April 18, 2012

One week after

Today is the seventh day since my eye got hurt, and I've got bad news: it's not any better than then. My left eye is still blurry and I have extreme difficulty getting it to focus. When I try as hard as I can to actually focus on something, I can't help but blink, and all focus is lost again. And since I blink like any other normal human, I can't focus at all. I know that can't be right because if I just use my right eye, it can focus normally and re-focus properly after I blink. Everything I look at is a little blurry, and no matter what text size I look at, it always looks the same way: like a little blur around the edges.

Even using corrective lens', my left eye cannot focus. Now I am at aloss as to what to do. I don't want to go see a doctor because I'm very not fond of hospitals, and my own analysis shows that my pupil looks the same as my right, it reacts the same way to light, so the only thing I can think of is that my nerves must have been shocked from the intense pain I felt when the glue hit. Which of course would lead to eye surgery and that's just something I don't want to take a risk on (again, I have personal reasons why I avoid surgery options).

I can still see though, it's just a little blurry. I also can use my right eye to compensate, but lately I've been feeling it get tired a lot sooner than it used to (it was not my superior eye before, so I made no effort to perfect it). One other thing that's difficult, is that because it is not my superior eye, if I were to use it by itself, anything I see actually appears a little to the left than how it originally apears (for example, if I try to stand on a line on the street, I actually stood to the right of the line instead of on top of it). Teaming this poorly aligned eye with my blurry left eye is all the wrong combos I can think of.
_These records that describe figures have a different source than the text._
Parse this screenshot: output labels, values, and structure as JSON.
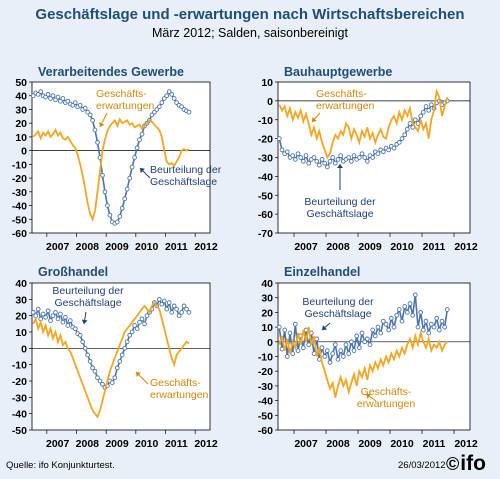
{
  "header": {
    "title": "Geschäftslage und -erwartungen nach Wirtschaftsbereichen",
    "subtitle": "März 2012; Salden, saisonbereinigt"
  },
  "footer": {
    "source": "Quelle: ifo Konjunkturtest.",
    "date": "26/03/2012",
    "logo_mark": "©",
    "logo_text": "ifo"
  },
  "colors": {
    "lage": "#4a74ae",
    "erwartungen": "#f5a623",
    "panel_title": "#1f4e79",
    "background": "#e9eff8"
  },
  "chart_data": [
    {
      "type": "line",
      "title": "Verarbeitendes Gewerbe",
      "ylim": [
        -60,
        50
      ],
      "yticks": [
        -60,
        -50,
        -40,
        -30,
        -20,
        -10,
        0,
        10,
        20,
        30,
        40,
        50
      ],
      "xticks": [
        "2007",
        "2008",
        "2009",
        "2010",
        "2011",
        "2012"
      ],
      "x_range": [
        2006.5,
        2012.5
      ],
      "grid": false,
      "annotations": [
        {
          "series": "Geschäftserwartungen",
          "lines": [
            "Geschäfts-",
            "erwartungen"
          ]
        },
        {
          "series": "Beurteilung der Geschäftslage",
          "lines": [
            "Beurteilung der",
            "Geschäftslage"
          ]
        }
      ],
      "series": [
        {
          "name": "Beurteilung der Geschäftslage",
          "key": "lage",
          "x_start": 2006.5,
          "values": [
            40,
            42,
            41,
            43,
            40,
            39,
            41,
            38,
            40,
            37,
            39,
            36,
            38,
            35,
            36,
            34,
            33,
            35,
            32,
            33,
            30,
            31,
            28,
            26,
            22,
            15,
            6,
            -5,
            -18,
            -30,
            -40,
            -47,
            -52,
            -53,
            -52,
            -48,
            -42,
            -35,
            -28,
            -20,
            -12,
            -5,
            2,
            8,
            12,
            18,
            20,
            22,
            26,
            28,
            30,
            32,
            35,
            38,
            40,
            43,
            41,
            38,
            35,
            33,
            32,
            30,
            29,
            28
          ]
        },
        {
          "name": "Geschäftserwartungen",
          "key": "erwartungen",
          "x_start": 2006.5,
          "values": [
            10,
            12,
            14,
            9,
            13,
            11,
            14,
            10,
            12,
            15,
            11,
            13,
            9,
            8,
            10,
            7,
            4,
            2,
            -3,
            -10,
            -18,
            -28,
            -38,
            -46,
            -50,
            -44,
            -30,
            -15,
            0,
            8,
            14,
            18,
            20,
            22,
            18,
            23,
            20,
            21,
            22,
            19,
            20,
            17,
            18,
            19,
            16,
            18,
            20,
            22,
            21,
            19,
            17,
            15,
            10,
            0,
            -8,
            -10,
            -9,
            -11,
            -8,
            -5,
            0,
            1,
            0,
            1
          ]
        }
      ]
    },
    {
      "type": "line",
      "title": "Bauhauptgewerbe",
      "ylim": [
        -70,
        10
      ],
      "yticks": [
        -70,
        -60,
        -50,
        -40,
        -30,
        -20,
        -10,
        0,
        10
      ],
      "xticks": [
        "2007",
        "2008",
        "2009",
        "2010",
        "2011",
        "2012"
      ],
      "x_range": [
        2006.5,
        2012.5
      ],
      "grid": false,
      "annotations": [
        {
          "series": "Geschäftserwartungen",
          "lines": [
            "Geschäfts-",
            "erwartungen"
          ]
        },
        {
          "series": "Beurteilung der Geschäftslage",
          "lines": [
            "Beurteilung der",
            "Geschäftslage"
          ]
        }
      ],
      "series": [
        {
          "name": "Beurteilung der Geschäftslage",
          "key": "lage",
          "x_start": 2006.5,
          "values": [
            -20,
            -26,
            -28,
            -27,
            -30,
            -29,
            -31,
            -28,
            -30,
            -32,
            -29,
            -33,
            -31,
            -30,
            -32,
            -34,
            -31,
            -33,
            -35,
            -32,
            -30,
            -33,
            -31,
            -29,
            -32,
            -31,
            -30,
            -32,
            -29,
            -31,
            -30,
            -28,
            -30,
            -32,
            -29,
            -30,
            -27,
            -28,
            -26,
            -27,
            -25,
            -26,
            -24,
            -25,
            -23,
            -22,
            -20,
            -18,
            -15,
            -12,
            -14,
            -10,
            -12,
            -8,
            -6,
            -3,
            -5,
            -2,
            -4,
            -1,
            0,
            -2,
            -1,
            0
          ]
        },
        {
          "name": "Geschäftserwartungen",
          "key": "erwartungen",
          "x_start": 2006.5,
          "values": [
            -2,
            -5,
            -3,
            -8,
            -4,
            -10,
            -6,
            -9,
            -5,
            -11,
            -7,
            -12,
            -18,
            -14,
            -20,
            -16,
            -22,
            -26,
            -30,
            -28,
            -22,
            -18,
            -20,
            -16,
            -18,
            -12,
            -14,
            -20,
            -15,
            -18,
            -22,
            -16,
            -19,
            -14,
            -20,
            -17,
            -22,
            -18,
            -15,
            -19,
            -20,
            -14,
            -10,
            -8,
            -12,
            -6,
            -10,
            -5,
            -8,
            -4,
            -12,
            -14,
            -16,
            -10,
            -15,
            -12,
            -20,
            -10,
            -5,
            5,
            2,
            -8,
            -3,
            2
          ]
        }
      ]
    },
    {
      "type": "line",
      "title": "Großhandel",
      "ylim": [
        -50,
        40
      ],
      "yticks": [
        -50,
        -40,
        -30,
        -20,
        -10,
        0,
        10,
        20,
        30,
        40
      ],
      "xticks": [
        "2007",
        "2008",
        "2009",
        "2010",
        "2011",
        "2012"
      ],
      "x_range": [
        2006.5,
        2012.5
      ],
      "grid": false,
      "annotations": [
        {
          "series": "Beurteilung der Geschäftslage",
          "lines": [
            "Beurteilung der",
            "Geschäftslage"
          ]
        },
        {
          "series": "Geschäftserwartungen",
          "lines": [
            "Geschäfts-",
            "erwartungen"
          ]
        }
      ],
      "series": [
        {
          "name": "Beurteilung der Geschäftslage",
          "key": "lage",
          "x_start": 2006.5,
          "values": [
            22,
            20,
            24,
            18,
            21,
            19,
            23,
            17,
            20,
            22,
            18,
            21,
            16,
            19,
            14,
            17,
            13,
            12,
            9,
            8,
            4,
            0,
            -4,
            -8,
            -12,
            -14,
            -18,
            -20,
            -22,
            -24,
            -23,
            -20,
            -21,
            -18,
            -12,
            -8,
            -4,
            0,
            4,
            8,
            10,
            14,
            12,
            16,
            18,
            15,
            20,
            22,
            24,
            28,
            26,
            30,
            27,
            29,
            24,
            28,
            22,
            26,
            24,
            20,
            22,
            26,
            24,
            22
          ]
        },
        {
          "name": "Geschäftserwartungen",
          "key": "erwartungen",
          "x_start": 2006.5,
          "values": [
            15,
            18,
            12,
            16,
            10,
            14,
            8,
            12,
            6,
            10,
            4,
            8,
            2,
            4,
            0,
            -2,
            -6,
            -10,
            -14,
            -18,
            -22,
            -26,
            -30,
            -34,
            -38,
            -40,
            -42,
            -38,
            -32,
            -26,
            -20,
            -14,
            -10,
            -6,
            -2,
            2,
            6,
            10,
            12,
            14,
            16,
            18,
            20,
            22,
            24,
            26,
            24,
            22,
            26,
            28,
            26,
            24,
            18,
            12,
            6,
            0,
            -6,
            -10,
            -4,
            -2,
            0,
            2,
            4,
            3
          ]
        }
      ]
    },
    {
      "type": "line",
      "title": "Einzelhandel",
      "ylim": [
        -60,
        40
      ],
      "yticks": [
        -60,
        -50,
        -40,
        -30,
        -20,
        -10,
        0,
        10,
        20,
        30,
        40
      ],
      "xticks": [
        "2007",
        "2008",
        "2009",
        "2010",
        "2011",
        "2012"
      ],
      "x_range": [
        2006.5,
        2012.5
      ],
      "grid": false,
      "annotations": [
        {
          "series": "Beurteilung der Geschäftslage",
          "lines": [
            "Beurteilung der",
            "Geschäftslage"
          ]
        },
        {
          "series": "Geschäftserwartungen",
          "lines": [
            "Geschäfts-",
            "erwartungen"
          ]
        }
      ],
      "series": [
        {
          "name": "Beurteilung der Geschäftslage",
          "key": "lage",
          "x_start": 2006.5,
          "values": [
            10,
            -5,
            8,
            -10,
            6,
            -8,
            12,
            -6,
            4,
            -4,
            8,
            -2,
            6,
            -8,
            2,
            -12,
            -4,
            -10,
            -6,
            -14,
            -8,
            -2,
            -12,
            -6,
            -10,
            -2,
            -8,
            0,
            -6,
            4,
            -4,
            6,
            0,
            2,
            -2,
            8,
            4,
            10,
            6,
            14,
            12,
            8,
            16,
            10,
            18,
            22,
            14,
            24,
            20,
            26,
            18,
            32,
            10,
            20,
            8,
            14,
            6,
            12,
            10,
            16,
            8,
            14,
            10,
            22
          ]
        },
        {
          "name": "Geschäftserwartungen",
          "key": "erwartungen",
          "x_start": 2006.5,
          "values": [
            -2,
            4,
            -6,
            2,
            -8,
            0,
            -4,
            6,
            -2,
            8,
            0,
            10,
            -2,
            4,
            -10,
            -4,
            -14,
            -20,
            -26,
            -32,
            -28,
            -38,
            -30,
            -24,
            -30,
            -26,
            -34,
            -28,
            -22,
            -30,
            -20,
            -24,
            -18,
            -26,
            -16,
            -20,
            -14,
            -18,
            -12,
            -16,
            -10,
            -14,
            -8,
            -12,
            -6,
            -10,
            -4,
            -8,
            -2,
            2,
            -4,
            4,
            -2,
            6,
            0,
            -4,
            2,
            -6,
            -2,
            -4,
            0,
            -6,
            -2,
            0
          ]
        }
      ]
    }
  ]
}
The only thing I'm thinking of right now is that I have to get backto photoshop. I left a long trail of unfinished business and if I have to use just one eye, I'm going to. I can't let this keep me down. I still have my wacky mind, and while still believe my eyes are my greatest asset, by themselves they don't make me who I am. And who I am, I am a person who does not give up.

April 14, 2012

How do I start this...

In case some of you saw zilch of me the past week, I am currently recovering from a damaged eye from (wait for it): a defective pack of super glue. Now before you guys laugh at the deja vu of a holy bukkake, this is actually quite serious. The super glue exploded to more than just my eye, it affected my eye lid, and has caused me to lose 1/3rd of my eyebrow, half my eye lashes, and 1/3rd of the left side of my mustache. While I can simply grow back my facial hair, my biggest concern is my left eye, my superior eye, which is currently reduced to a blurry mess. A real blurry mess. As you can imagine done things with one eye is extremely difficult, and you can tell right now I am having a very tough time enjoying anything right now, and considering my two most enjoyable forms of entertainment (manga and anime) involves the use of ones eyes, well, it isn't fun anymore.

And I've tried too. I tried the latest ep of Aquarion with only one eye, and I don't know if it's because of Kagura or the fact my Mixy got manhandled by that doggy, but it was a painful viewing experience. So I thought maybe it was too much action, maybe some manga would help. I tried to use both of my eyes and have my right eye compensate heavily for my left eyes blurryness, and it was actually hilarious. What looks like a Quadruple Accel to normal readers looked like a Hexccel to me, and I saw a lot more Charles-chan than I think there was. Speaking of that, I didn't know "Charles" can be a girls name too...

Anyways, that's what it is right now. I have no idea when this will heal, if it will ever go back to normal, or if I can actually post properly anywhere. This blog post was filled with typos, I had to rely on the red lines I see to correct whatever I did wrong. I'm still not sure of that, but as it stands, I won't be touching Photoshop anytime soon, but I won't give up anime and manga and I will be using the rest of my strength to enjoy those two like I have been. It's painful yes, I never knew my eye could burn so much without a single flame in sight, but the thought of dropping those two horrifies me more than the current eyepatch that I have to keep handy in case my eye tells me it's too much. I am not giving up. Do I regret not wearing my glasses the moment that super glue burned my eye? Yes, I regret it heavily. But I know I would regret it even more if I let this current season of anime pass me by all because of a silly mistake I did.